CLAREMONT, Calif. - Katharine Hagedorn, originally from New Jersey and a graduate of Governor Livingston High School, died at the age of 52, at her home, on Nov. 12, 2013, after a long battle with cancer.
Hagedorn was a professor at Pomona College in Claremont, Calif. since 1993. She oversaw the Balinese Gamelan ensemble and taught courses in gender in music, performance traditions of the African diaspora and protest music.
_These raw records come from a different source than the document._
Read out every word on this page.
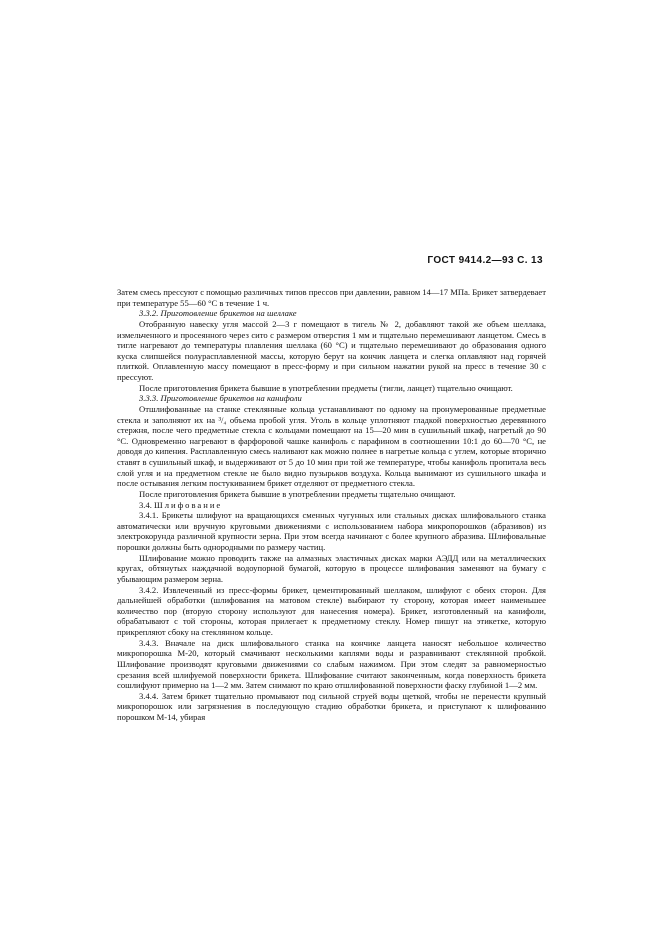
ГОСТ 9414.2—93 С. 13

Затем смесь прессуют с помощью различных типов прессов при давлении, равном 14—17 МПа. Брикет затвердевает при температуре 55—60 °С в течение 1 ч.

3.3.2. Приготовление брикетов на шеллаке

Отобранную навеску угля массой 2—3 г помещают в тигель № 2, добавляют такой же объем шеллака, измельченного и просеянного через сито с размером отверстия 1 мм и тщательно перемешивают ланцетом. Смесь в тигле нагревают до температуры плавления шеллака (60 °С) и тщательно перемешивают до образования одного куска слипшейся полурасплавленной массы, которую берут на кончик ланцета и слегка оплавляют над горячей плиткой. Оплавленную массу помещают в пресс-форму и при сильном нажатии рукой на пресс в течение 30 с прессуют.

После приготовления брикета бывшие в употреблении предметы (тигли, ланцет) тщательно очищают.

3.3.3. Приготовление брикетов на канифоли

Отшлифованные на станке стеклянные кольца устанавливают по одному на пронумерованные предметные стекла и заполняют их на ³/₄ объема пробой угля. Уголь в кольце уплотняют гладкой поверхностью деревянного стержня, после чего предметные стекла с кольцами помещают на 15—20 мин в сушильный шкаф, нагретый до 90 °С. Одновременно нагревают в фарфоровой чашке канифоль с парафином в соотношении 10:1 до 60—70 °С, не доводя до кипения. Расплавленную смесь наливают как можно полнее в нагретые кольца с углем, которые вторично ставят в сушильный шкаф, и выдерживают от 5 до 10 мин при той же температуре, чтобы канифоль пропитала весь слой угля и на предметном стекле не было видно пузырьков воздуха. Кольца вынимают из сушильного шкафа и после остывания легким постукиванием брикет отделяют от предметного стекла.

После приготовления брикета бывшие в употреблении предметы тщательно очищают.

3.4. Шлифование

3.4.1. Брикеты шлифуют на вращающихся сменных чугунных или стальных дисках шлифовального станка автоматически или вручную круговыми движениями с использованием набора микропорошков (абразивов) из электрокорунда различной крупности зерна. При этом всегда начинают с более крупного абразива. Шлифовальные порошки должны быть однородными по размеру частиц.

Шлифование можно проводить также на алмазных эластичных дисках марки АЭДД или на металлических кругах, обтянутых наждачной водоупорной бумагой, которую в процессе шлифования заменяют на бумагу с убывающим размером зерна.

3.4.2. Извлеченный из пресс-формы брикет, цементированный шеллаком, шлифуют с обеих сторон. Для дальнейшей обработки (шлифования на матовом стекле) выбирают ту сторону, которая имеет наименьшее количество пор (вторую сторону используют для нанесения номера). Брикет, изготовленный на канифоли, обрабатывают с той стороны, которая прилегает к предметному стеклу. Номер пишут на этикетке, которую прикрепляют сбоку на стеклянном кольце.

3.4.3. Вначале на диск шлифовального станка на кончике ланцета наносят небольшое количество микропорошка М-20, который смачивают несколькими каплями воды и разравнивают стеклянной пробкой. Шлифование производят круговыми движениями со слабым нажимом. При этом следят за равномерностью срезания всей шлифуемой поверхности брикета. Шлифование считают законченным, когда поверхность брикета сошлифуют примерно на 1—2 мм. Затем снимают по краю отшлифованной поверхности фаску глубиной 1—2 мм.

3.4.4. Затем брикет тщательно промывают под сильной струей воды щеткой, чтобы не перенести крупный микропорошок или загрязнения в последующую стадию обработки брикета, и приступают к шлифованию порошком М-14, убирая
She became a Santeria priestess, a Cuba-based religion, after years of studying sacred bata drums. As a graduate student at Brown University, she attended a performance of an Afro-Cuban ensemble of drummers and dancers, that changed her life. She traveled to Cuba, studied with masters of sacred bata drums, and later became initiated into Santeria as a priestess. "My wide-angle lens of folkloric performance had suddenly zoomed in to the close-up focus of personally experienced religious performance," she wrote in her 2001 book, "Divine Utterances: The Performance of Afro-Cuban Santeria."
Hagedorn received her undergraduate degree from Tufts University, with a triple major in Spanish, Russian and English studies with a minor in classical piano. She earned her master's degree in international relations from John Hopkins University and a master's and doctorate from Brown University in ethnomusicology.
Hagedorn is survived by her husband, Terry Ryan; son, Gabriel; her parents, Fred and Grace Hagedorn; and her sister Martha Hagedorn-Krass.